El incidente ocurrió el viernes 10 de julio, poco después del despegue de un vuelo que partió de Salónica (Grecia) con destino a Memmingen (Alemania). Tras el problema en la ventana de la aeronave, el piloto decidió regresar al aeropuerto de origen y efectuar un aterrizaje de emergencia, que se desarrolló sin mayores complicaciones.
En una entrevista al medio serbio Nova, reproducida por la BBC, y a la emisora pública griega ERT, Svetlana Grković explicó cómo actuó cuando advirtió que se estaba produciendo la despresurización. “Reaccioné de inmediato y agarré sus piernas. Pensé: ‘Si morimos, moriremos juntos’”, afirmó. Según su testimonio, un pasajero sentado junto a su marido sujetó también una de sus manos, y entre ambos lograron evitar que cayera fuera del aparato.

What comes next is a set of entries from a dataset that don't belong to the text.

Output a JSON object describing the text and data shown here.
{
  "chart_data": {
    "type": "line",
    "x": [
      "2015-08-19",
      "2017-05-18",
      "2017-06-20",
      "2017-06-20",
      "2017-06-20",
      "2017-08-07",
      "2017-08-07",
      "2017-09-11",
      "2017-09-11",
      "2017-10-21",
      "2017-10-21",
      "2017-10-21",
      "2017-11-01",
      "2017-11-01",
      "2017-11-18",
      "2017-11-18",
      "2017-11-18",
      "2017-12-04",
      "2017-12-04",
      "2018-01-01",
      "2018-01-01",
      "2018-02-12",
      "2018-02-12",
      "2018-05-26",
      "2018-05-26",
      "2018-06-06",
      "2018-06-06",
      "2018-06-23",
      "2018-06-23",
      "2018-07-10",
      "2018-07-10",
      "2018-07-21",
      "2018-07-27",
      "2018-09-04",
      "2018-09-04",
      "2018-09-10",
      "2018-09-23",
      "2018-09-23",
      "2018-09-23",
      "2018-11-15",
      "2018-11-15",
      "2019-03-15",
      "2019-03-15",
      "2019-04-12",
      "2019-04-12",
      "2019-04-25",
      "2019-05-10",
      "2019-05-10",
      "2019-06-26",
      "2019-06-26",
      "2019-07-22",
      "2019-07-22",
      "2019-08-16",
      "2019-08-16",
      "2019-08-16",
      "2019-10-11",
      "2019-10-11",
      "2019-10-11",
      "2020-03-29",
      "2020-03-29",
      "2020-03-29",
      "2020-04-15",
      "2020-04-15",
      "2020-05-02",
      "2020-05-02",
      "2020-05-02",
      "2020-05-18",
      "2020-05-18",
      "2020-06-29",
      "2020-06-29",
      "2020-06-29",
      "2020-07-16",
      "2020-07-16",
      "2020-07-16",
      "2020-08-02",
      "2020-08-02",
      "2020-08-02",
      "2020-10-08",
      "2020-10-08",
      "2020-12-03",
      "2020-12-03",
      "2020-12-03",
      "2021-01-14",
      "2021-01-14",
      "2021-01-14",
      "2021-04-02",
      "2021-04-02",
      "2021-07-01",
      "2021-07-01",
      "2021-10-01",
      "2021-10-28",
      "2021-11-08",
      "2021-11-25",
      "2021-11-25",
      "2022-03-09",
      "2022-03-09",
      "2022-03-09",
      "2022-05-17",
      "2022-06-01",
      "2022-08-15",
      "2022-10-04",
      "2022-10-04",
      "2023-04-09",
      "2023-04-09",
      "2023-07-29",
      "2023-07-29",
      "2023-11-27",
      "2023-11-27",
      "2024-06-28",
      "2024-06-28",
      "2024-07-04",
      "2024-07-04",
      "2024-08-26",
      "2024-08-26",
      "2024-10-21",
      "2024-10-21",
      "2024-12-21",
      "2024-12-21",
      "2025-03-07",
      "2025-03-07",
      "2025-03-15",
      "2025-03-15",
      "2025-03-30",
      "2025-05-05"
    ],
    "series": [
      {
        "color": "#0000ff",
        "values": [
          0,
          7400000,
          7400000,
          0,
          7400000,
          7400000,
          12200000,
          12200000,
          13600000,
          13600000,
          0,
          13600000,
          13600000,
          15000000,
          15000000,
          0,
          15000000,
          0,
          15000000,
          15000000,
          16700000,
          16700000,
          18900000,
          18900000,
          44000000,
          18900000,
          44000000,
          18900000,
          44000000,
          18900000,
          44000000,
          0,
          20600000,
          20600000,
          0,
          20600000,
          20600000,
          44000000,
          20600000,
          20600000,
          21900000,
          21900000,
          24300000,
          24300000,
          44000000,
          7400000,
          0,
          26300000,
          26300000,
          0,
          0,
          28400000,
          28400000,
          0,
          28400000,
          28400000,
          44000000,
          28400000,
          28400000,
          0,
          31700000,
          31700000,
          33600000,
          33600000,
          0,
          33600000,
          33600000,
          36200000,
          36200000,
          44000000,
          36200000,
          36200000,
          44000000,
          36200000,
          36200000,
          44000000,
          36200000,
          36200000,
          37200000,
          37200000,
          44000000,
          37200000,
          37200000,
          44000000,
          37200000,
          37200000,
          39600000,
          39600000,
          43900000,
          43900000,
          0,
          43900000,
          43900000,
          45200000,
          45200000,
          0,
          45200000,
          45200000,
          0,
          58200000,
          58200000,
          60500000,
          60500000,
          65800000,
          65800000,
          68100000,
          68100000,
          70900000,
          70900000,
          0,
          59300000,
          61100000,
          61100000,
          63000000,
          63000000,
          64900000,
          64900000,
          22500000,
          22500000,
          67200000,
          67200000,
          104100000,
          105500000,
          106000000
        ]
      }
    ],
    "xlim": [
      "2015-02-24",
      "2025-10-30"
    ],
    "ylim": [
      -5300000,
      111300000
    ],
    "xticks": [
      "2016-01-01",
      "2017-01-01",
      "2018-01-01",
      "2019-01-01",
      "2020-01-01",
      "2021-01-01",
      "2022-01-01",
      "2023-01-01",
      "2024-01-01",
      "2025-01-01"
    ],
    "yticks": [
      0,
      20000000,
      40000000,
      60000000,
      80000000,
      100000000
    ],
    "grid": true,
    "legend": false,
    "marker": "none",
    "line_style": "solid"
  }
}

La propia Svetlana contó que su marido perdió el conocimiento en tres ocasiones durante este episodio. “Colocaron una maleta contra la ventana, pero fue succionada hacia afuera”, dijo. Los vídeos grabados por otros pasajeros muestran máscaras de oxígeno desplegándose y la zona dañada de la ventanilla. En algunas imágenes puede verse al hombre recibiendo oxígeno mientras un objeto improvisado se ajusta alrededor de la abertura.
Ryanair emitió un comunicado en el que señaló que el avión regresó al aeropuerto tras “la suelta de una ventana de pasajero durante el vuelo”. La compañía añadió que el aterrizaje fue normal y que el pasajero recibió asistencia médica nada más tocar suelo. Por su parte, la prensa griega apuntó a la posible causa de la avería: un fragmento procedente de la sección del motor podría haber impactado contra la ventanilla, provocando una rápida despresurización de la cabina. Dos fuentes consultadas por la agencia Reuters corroboraron esa hipótesis, aunque las autoridades aeronáuticas continúan investigando.
De acuerdo con el diario alemán Bild, el pasajero quedó proyectado hacia fuera por cabeza y hombros, permaneciendo sujeto al asiento gracias al cinturón, lo que permitió a los demás ocupantes tirar de él de nuevo al interior del fuselaje.
Contexto y antecedentes
La despresurización súbita de cabina es un evento infrecuente, pero potencialmente muy peligroso. Los aviones comerciales mantienen la presión interna a niveles equivalentes a altitudes de alrededor de 2.400 metros para asegurar el confort y la oxigenación de los viajeros. Cuando se produce una ruptura en la estructura de la ventanilla o en otro elemento de la cabina, el aire escapa de forma brusca y la caída de presión activa automáticamente el sistema de máscaras de oxígeno. La normativa de la Organización de Aviación Civil Internacional (OACI) establece procedimientos estrictos para que la tripulación y los pasajeros se protejan en caso de despresurización, entre los que destacan el uso continuo del cinturón de seguridad mientras se permanece sentado.
En los últimos años, se han registrado episodios similares en diversas aerolíneas, aunque con resultados variados en función de la magnitud del daño y la rapidez de la respuesta de la tripulación y los propios ocupantes. Por este motivo, los fabricantes de aeronaves someten las ventanillas a pruebas de resistencia mecánica y de impactos externos, asegurando que puedan soportar condiciones extremas y minimizar el riesgo de fragmentación.
Tras el aterrizaje de emergencia en Salónica, los servicios de emergencia griegos valoraron al viajero y lo trasladaron a un centro sanitario para una evaluación más completa. Ryanair ha asegurado su colaboración con las investigaciones de las autoridades griegas y alemanas, así como con la Agencia Europea de Seguridad Aérea (EASA), para determinar las causas exactas de la falla estructural.
Este suceso vuelve a poner de relieve la importancia de adoptar siempre las medidas de seguridad en vuelo, especialmente el cinturón de seguridad, y de seguir las indicaciones de la tripulación en cualquier circunstancia. Aunque este tipo de incidentes son muy raros gracias a los protocolos de mantenimiento y a los estándares de la industria, resultan un recordatorio de la fragilidad que puede experimentar la envolvente de un avión cuando se enfrenta a condiciones extremas.